Валька почувствовал, как на глазах все же вскипают злые, горячие слёзы, он снова норовисто вздернул подбородок.
— Нет, не осознаю! Будет неуместным отвернуться от человека, который помог, от друга! И я этого не сделаю.
— Сделаешь! — отец встал из-за стола с неожиданным проворством. Обхватил оторопевшего Вальку ладонью за шею, дернул на себя.
— Сделаешь! — прошептал в ухо. — Сделаешь! Пора взрослеть, Валентин. Я был обвинен как враг народа, как шпион. И только чудо и моя незаменимость в важном проекте позволили нам жить. Жить на свободе. Только поэтому тебя пускают на порог театра. А теперь подумай, что будет с твоим другом, если он начнет получать письма и приглашения от сына обвиненного в шпионаже? Он, кажется, работает на важном строящемся объекте? Подумай! Хочешь испортить ему жизнь из-за своего эгоизма? Так ты его отблагодаришь?
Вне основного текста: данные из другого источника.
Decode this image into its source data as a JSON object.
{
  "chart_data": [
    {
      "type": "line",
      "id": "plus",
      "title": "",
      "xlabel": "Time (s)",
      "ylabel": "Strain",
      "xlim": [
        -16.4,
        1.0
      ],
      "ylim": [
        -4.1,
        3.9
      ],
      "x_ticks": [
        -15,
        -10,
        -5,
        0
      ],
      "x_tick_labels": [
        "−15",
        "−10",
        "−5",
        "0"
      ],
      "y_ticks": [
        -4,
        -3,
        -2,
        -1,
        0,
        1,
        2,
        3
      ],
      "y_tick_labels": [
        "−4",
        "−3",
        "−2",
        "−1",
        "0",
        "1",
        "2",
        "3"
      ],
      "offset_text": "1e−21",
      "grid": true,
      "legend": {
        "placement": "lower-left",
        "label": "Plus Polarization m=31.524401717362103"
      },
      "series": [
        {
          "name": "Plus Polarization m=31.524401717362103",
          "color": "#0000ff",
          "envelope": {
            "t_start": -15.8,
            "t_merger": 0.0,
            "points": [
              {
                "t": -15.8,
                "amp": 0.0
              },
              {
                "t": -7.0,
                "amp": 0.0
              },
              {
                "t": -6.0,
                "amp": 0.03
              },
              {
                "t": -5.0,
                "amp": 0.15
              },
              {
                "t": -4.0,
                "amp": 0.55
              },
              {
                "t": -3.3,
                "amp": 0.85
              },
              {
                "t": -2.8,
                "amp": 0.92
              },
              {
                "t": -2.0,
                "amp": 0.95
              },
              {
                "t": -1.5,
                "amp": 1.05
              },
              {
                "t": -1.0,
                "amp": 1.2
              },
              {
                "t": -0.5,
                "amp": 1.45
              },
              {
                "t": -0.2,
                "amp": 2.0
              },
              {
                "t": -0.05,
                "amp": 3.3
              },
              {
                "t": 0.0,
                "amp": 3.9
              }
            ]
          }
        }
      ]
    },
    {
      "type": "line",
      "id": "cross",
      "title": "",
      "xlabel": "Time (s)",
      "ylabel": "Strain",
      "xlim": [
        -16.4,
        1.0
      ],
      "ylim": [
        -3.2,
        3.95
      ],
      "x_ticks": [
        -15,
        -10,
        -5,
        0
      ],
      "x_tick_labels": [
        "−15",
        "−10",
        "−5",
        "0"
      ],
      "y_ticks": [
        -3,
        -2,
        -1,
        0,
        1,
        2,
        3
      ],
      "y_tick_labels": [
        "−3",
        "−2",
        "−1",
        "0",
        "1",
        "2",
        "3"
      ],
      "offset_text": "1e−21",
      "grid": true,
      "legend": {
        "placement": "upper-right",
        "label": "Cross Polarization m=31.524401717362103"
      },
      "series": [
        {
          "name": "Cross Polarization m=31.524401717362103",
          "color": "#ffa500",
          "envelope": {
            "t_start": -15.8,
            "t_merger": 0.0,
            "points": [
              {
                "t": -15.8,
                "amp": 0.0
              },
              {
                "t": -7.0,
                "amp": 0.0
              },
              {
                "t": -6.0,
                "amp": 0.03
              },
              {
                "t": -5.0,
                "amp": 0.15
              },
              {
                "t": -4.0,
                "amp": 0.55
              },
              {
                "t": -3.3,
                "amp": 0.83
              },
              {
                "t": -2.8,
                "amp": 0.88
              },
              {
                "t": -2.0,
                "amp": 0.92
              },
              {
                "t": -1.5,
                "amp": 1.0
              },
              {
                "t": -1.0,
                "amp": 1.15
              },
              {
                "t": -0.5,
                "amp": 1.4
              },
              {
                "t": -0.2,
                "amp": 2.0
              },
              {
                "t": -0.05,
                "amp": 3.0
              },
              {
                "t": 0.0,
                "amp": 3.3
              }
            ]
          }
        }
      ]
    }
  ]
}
Он оттолкнул от себя Вальку.
— Поздно. Иди спать, Валентин.
В спальне Валька достал письмо Рэму, которое начал писать, перечитал еще раз. А потом разорвал на мелкие клочки, он рвал и рвал, до тех пор, пока бумажное конфетти не начало выскальзывать из пальцев.
— Ненавижу! Ненавижу! Ненавижу! — он и сам не знал, на кого направлена эта удушающая горькая ненависть, знал только, что никого в своей жизни так ненавидел.